Extracapsular lymph node involvement after neoadjuvant chemoradiation in esophageal carcinoma: how to interpret?
We thank Dr. Chao, and Dr. Luchini and Dr. Veronese for their interest in and their editorial comments (1,2) on our manuscript entitled “Impact of extracapsular lymph node involvement after neoadjuvant chemoradiation therapy followed by surgery in carcinoma of the esophagus: a multicenter study”, recently published in Annals of Surgery (3).
Both comments highlight the importance of Extracapsular lymph node involvement (EC-LNI) as the strongest predictor for overall survival in squamous cell EC and even propose to consider revising the current staging system. Nevertheless, several questions about how to translate this finding into clinical practice remain.
Starting with the definition of EC-LNI, we deliberately chose for a definition where tumor cells still had a connection with the lymph node itself. As a result, tumor spread in this definition can only be interpreted as nodal invasion. In colon and rectum carcinoma, tumor deposits (TD) in peri-colonic fat are indeed classified as N1c positive nodes in otherwise pN0 patients according to the 8th edition of the AJCC cancer staging manual, in that way influencing staging. But, as further developed in the 8th edition, TD after neoadjuvant chemo- or chemoradiation therapy may represent different pathological situations, being discontinuous spread (categorized as potential primary tumor response with influence on ypT category), venous invasion with extravascular spread (risk factor defined as lymphovascular invasion without influence on ypTNM staging) or a totally replaced lymph node (being defined as ypN1c) (4). Therefore, TD without any connection to the lymph node will probably be responsible for a higher inter-observer variability. Using our definition of tumor extending through the nodal capsule into the perinodal fatty tissue, we are sure that we are dealing with true lymph node invasion, excluding the previously described possible confounding pathological entities.
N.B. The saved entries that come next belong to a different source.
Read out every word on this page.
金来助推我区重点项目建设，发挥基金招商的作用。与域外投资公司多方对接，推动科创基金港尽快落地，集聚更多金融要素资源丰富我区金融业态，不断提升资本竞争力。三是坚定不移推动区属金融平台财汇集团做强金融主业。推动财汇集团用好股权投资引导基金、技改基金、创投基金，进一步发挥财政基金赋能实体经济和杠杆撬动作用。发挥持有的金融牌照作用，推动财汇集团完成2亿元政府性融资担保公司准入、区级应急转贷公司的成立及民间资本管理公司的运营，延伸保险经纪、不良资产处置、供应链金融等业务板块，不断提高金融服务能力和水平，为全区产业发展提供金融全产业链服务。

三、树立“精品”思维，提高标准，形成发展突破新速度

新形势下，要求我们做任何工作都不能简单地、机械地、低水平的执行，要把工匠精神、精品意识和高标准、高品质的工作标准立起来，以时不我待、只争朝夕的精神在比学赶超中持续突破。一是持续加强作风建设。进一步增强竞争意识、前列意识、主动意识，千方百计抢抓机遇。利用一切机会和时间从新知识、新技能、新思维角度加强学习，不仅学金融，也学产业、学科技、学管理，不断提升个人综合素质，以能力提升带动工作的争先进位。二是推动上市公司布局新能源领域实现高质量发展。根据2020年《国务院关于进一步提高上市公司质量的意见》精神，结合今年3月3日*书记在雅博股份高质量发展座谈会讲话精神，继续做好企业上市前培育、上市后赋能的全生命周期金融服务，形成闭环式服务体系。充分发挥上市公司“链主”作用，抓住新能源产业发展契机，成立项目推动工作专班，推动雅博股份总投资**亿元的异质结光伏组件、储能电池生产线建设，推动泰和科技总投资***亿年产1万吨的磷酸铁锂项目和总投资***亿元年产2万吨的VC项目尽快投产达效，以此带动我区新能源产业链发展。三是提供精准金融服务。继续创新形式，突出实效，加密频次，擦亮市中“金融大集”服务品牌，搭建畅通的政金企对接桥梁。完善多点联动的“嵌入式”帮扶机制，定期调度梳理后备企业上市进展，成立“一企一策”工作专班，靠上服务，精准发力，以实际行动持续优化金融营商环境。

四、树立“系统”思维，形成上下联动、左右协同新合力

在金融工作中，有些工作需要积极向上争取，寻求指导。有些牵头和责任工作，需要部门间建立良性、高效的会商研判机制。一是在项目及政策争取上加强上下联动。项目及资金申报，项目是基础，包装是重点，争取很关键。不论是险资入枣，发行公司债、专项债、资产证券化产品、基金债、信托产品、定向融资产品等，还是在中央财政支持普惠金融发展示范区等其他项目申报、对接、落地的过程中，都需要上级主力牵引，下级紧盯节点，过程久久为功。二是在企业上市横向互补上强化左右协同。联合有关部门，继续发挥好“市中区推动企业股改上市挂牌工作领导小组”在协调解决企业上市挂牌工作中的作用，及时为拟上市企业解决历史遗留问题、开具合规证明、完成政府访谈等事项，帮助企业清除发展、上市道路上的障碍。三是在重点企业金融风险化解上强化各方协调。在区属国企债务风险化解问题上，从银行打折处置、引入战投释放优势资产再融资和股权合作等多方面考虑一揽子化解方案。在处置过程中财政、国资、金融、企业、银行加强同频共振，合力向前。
Second, the concept of “sterilized” lymph nodes is very interesting, especially in ypN0 patients, were no viable tumor cells can be found anymore in any resected lymph node. Morphologically this is theoretically the other spectrum of therapy response on cN+ patients, compared to EC-LNI. However, in clinical practice, a proper definition of a “sterilized” lymph node is lacking: central fibrosis, capsular fibrosis, tumor necrosis with or without calcification, mucin pools, giant cells, foam cells, … (5,6) are all potential signs of lymph node response on nCR. Here again, inter-observer variability could be important, especially for lymph nodes located in the chest where some of those pathological changes could also be triggered by benign “air-borne” conditions. Therefore, further work needs to be done on a definition of “lymph node response” so that data can be collected and compared to survival, before integration into the future staging systems.
Third, the comment that the number of lymph nodes with EC-LNI was not mentioned, is correct, but probably not important in clinical practice. In our subanalysis we showed that EC-LNI is mainly important in ypN1 squamous cell EC patients as survival differences are significant in this group. Therefore, it can only involve two lymph nodes. Counting more than two EC-LNI nodes is probably irrelevant as persisting N2 or N3 disease after nCR will have anyway a poor prognosis irrespective of the presence of EC-LNI.
The always recurring question “What do we do with this information?” can be answered as follows: first of all, revision of staging groups (especially the squamous cell EC staging groups including ypN1 patients) should be considered to give adequate prognostic information to patients. Second, adjuvant treatment could be more directed to specific staging groups with higher risk. Third, ultimately one is able to properly predict response on nCR by finding genetic predictors for EC-LNI (7) or imaging techniques showing EC-LNI (8), so that adequate therapy can be adjusted before surgical resection.
Anyhow, progression has been made: AJCC 8th edition recognises a specific staging for esophageal carcinoma after neoadjuvant treatment (ypTNM) and devotes a paragraph on extranodal extension (9), although only referring to our previous work on primary esophageal adenocarcinoma (10) and not yet contributing to the staging itself.
Acknowledgements
LP Depypere is supported by the Clinical Research Fund – University Hospitals Leuven.
Footnote
Conflicts of Interest: The authors have no conflicts of interest to declare.